If you miss old Braid, you can toggle between the original and the Anniversary Edition at any time by pressing a controller button or keyboard key. This changes not only the level of graphical detail, but the sound effects and music and the extra elements in the scene. It's a cool effect, and we use it sometimes in the commentary when talking about the changes we've made.

Oh, I haven't mentioned the commentary yet!

Of course it was natural to think of doing commentary in a re-release like this. I wish more games had good developer commentary in them. But as I think about the games that have commentary, my impulse is, I want to push this a lot further. I want to go much deeper into the subject matter than developers usually do; I want to say stuff that really gets to the heart of why things are the way they are, rather than just saying some surface stuff for the sake of doing commentary, as often happens. I want to cover all subjects involved in the game -- art, programming, game design, level design, history of independent games, whatever else -- and if you want a high-level, short explanation, you can get that, but if you want a 20-minute-long explanation of why a particular puzzle is the way it is, you can get that too. You can follow particular threads of commentary spatially, through wormholes that go from level to level, to see examples of particular concepts; the commentary has lots of markup so we can circle stuff on the screen, point arrows at whatever visual detail we are talking about, show diagrams, play back recordings of gameplay to show what happens if you try doing this or that in a particular level ... and many other capabilities.

The goal is to make it the craziest, most-in-depth commentary ever put in a video game.

The above details were revealed when the game was originally announced, but since then, we've made it even bigger and better. There's a whole world of new puzzles, and alongside the commentary there are alternate designs for some of the original levels; if you were wondering "why was it this way instead of that way?" you can see it done that way and decide for yourself if it's better or worse.

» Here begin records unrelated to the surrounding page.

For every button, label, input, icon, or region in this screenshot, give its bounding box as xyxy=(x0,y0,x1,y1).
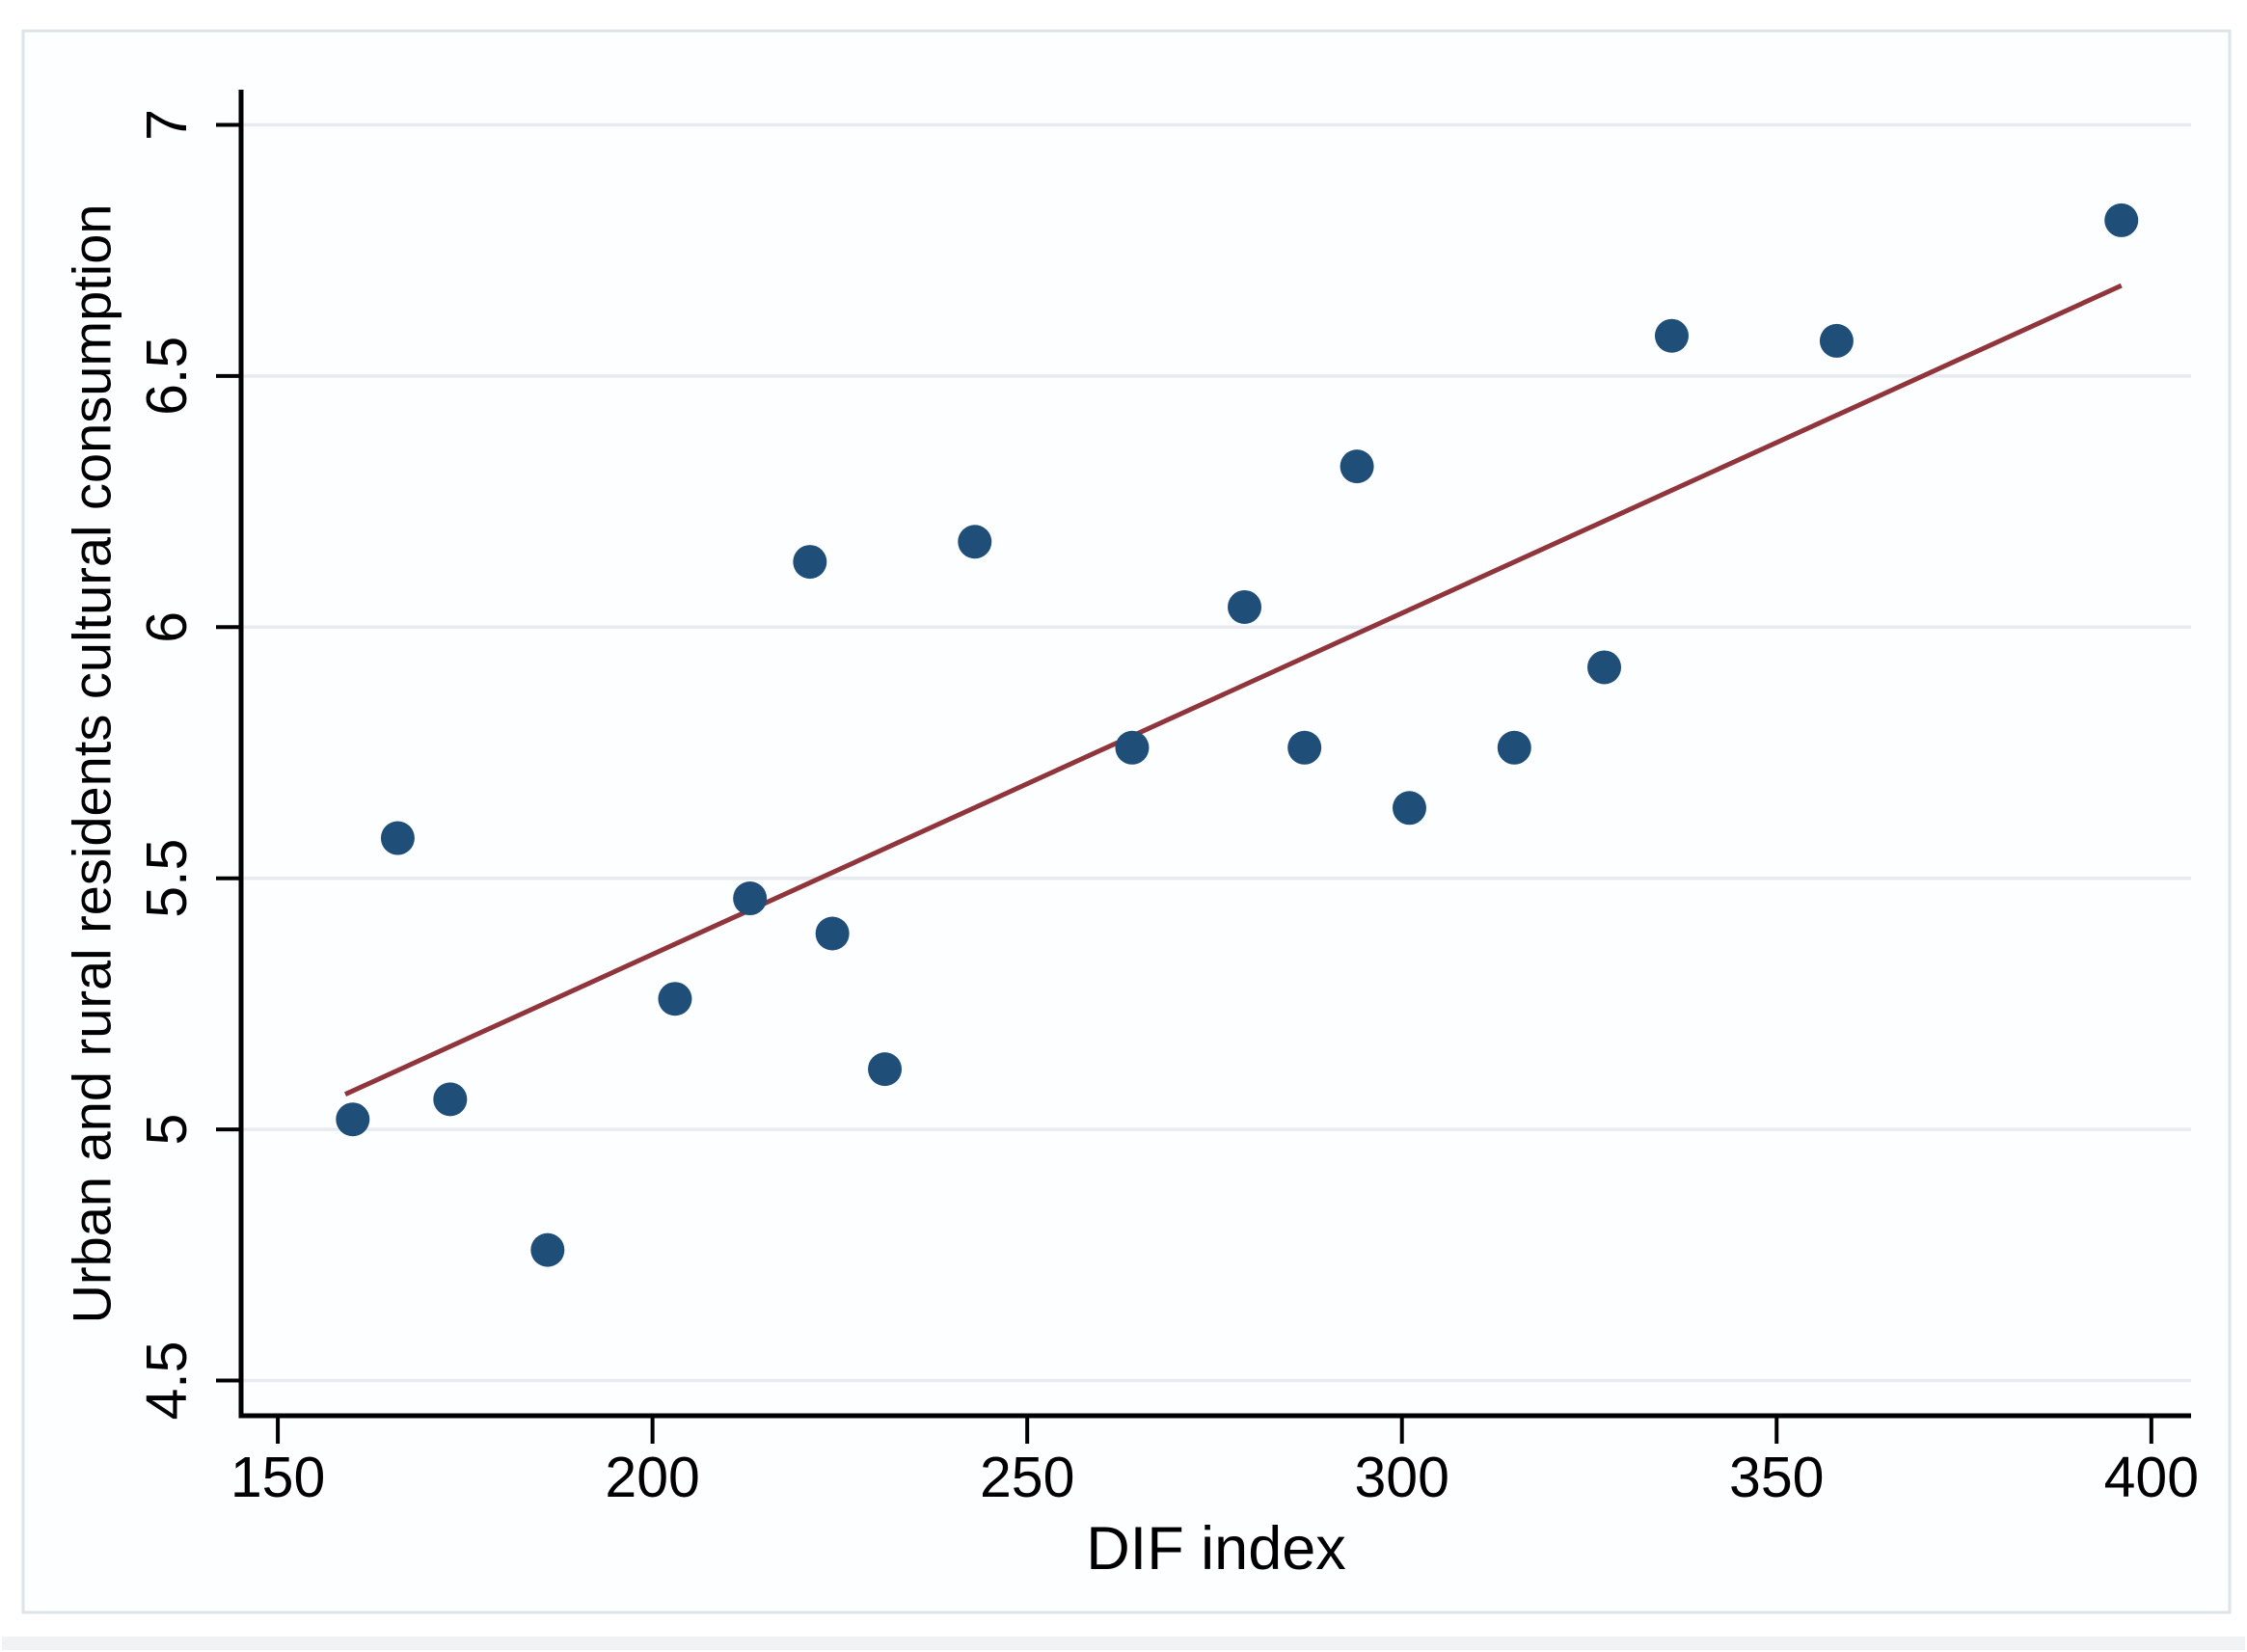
data-point-3 xyxy=(530,1232,565,1267)
data-point-8 xyxy=(868,1052,903,1087)
data-point-7 xyxy=(815,916,850,951)
data-point-1 xyxy=(380,821,415,855)
data-point-6 xyxy=(793,545,827,580)
y-tick-label-5.5: 5.5 xyxy=(135,839,199,918)
data-point-5 xyxy=(733,881,768,916)
data-point-2 xyxy=(433,1082,468,1117)
x-tick-label-300: 300 xyxy=(1354,1446,1448,1509)
data-point-12 xyxy=(1287,730,1322,765)
x-tick-label-350: 350 xyxy=(1729,1446,1824,1509)
y-tick-label-4.5: 4.5 xyxy=(135,1341,199,1421)
x-tick-label-400: 400 xyxy=(2104,1446,2199,1509)
data-point-14 xyxy=(1392,791,1426,826)
data-point-9 xyxy=(958,525,992,559)
x-tick-label-200: 200 xyxy=(605,1446,699,1509)
x-tick-label-250: 250 xyxy=(980,1446,1074,1509)
x-tick-label-150: 150 xyxy=(230,1446,325,1509)
data-point-18 xyxy=(1819,323,1854,358)
fit-line xyxy=(343,283,2123,1097)
data-point-13 xyxy=(1340,449,1374,484)
data-point-15 xyxy=(1497,730,1531,765)
y-tick-label-7: 7 xyxy=(135,109,199,141)
data-point-10 xyxy=(1115,730,1150,765)
y-axis-title: Urban and rural residents cultural consu… xyxy=(61,203,122,1324)
y-tick-label-5: 5 xyxy=(135,1114,199,1146)
data-point-19 xyxy=(2104,203,2139,237)
data-point-0 xyxy=(336,1102,370,1137)
y-tick-label-6.5: 6.5 xyxy=(135,337,199,416)
figure-border xyxy=(21,29,2232,1614)
y-tick-label-6: 6 xyxy=(135,611,199,643)
data-point-17 xyxy=(1654,318,1689,353)
figure-bottom-edge xyxy=(2,1637,2245,1650)
data-point-16 xyxy=(1587,650,1622,685)
x-axis-title: DIF index xyxy=(1086,1515,1346,1583)
data-point-11 xyxy=(1228,589,1262,624)
data-point-4 xyxy=(658,982,692,1016)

With the commentary itself, we wanted to avoid the thing where it becomes boring and stale and just sounds like a developer reading off a sheet of paper. So we did the majority of commentary as conversation and interviews, and we curated those for the best material to put into the game. From 50 hours of source material, we've carefully chosen over 15 hours of actual commentary to live inside the game.

Braid, Anniversary Edition will be released on May 14, 2024, for Windows, PlayStation, and on iOS and Android for Netflix subscribers; it'll be released on May 15 on Xbox (the only reason for the extra day here is just that the Xbox store refreshes on Wednesdays). If you want to sign up for a mailing list, to know more as it is announced, you can do that here.

See you later,

-Jonathan.

Originally written August 6, 2020; updated May 14, 2024.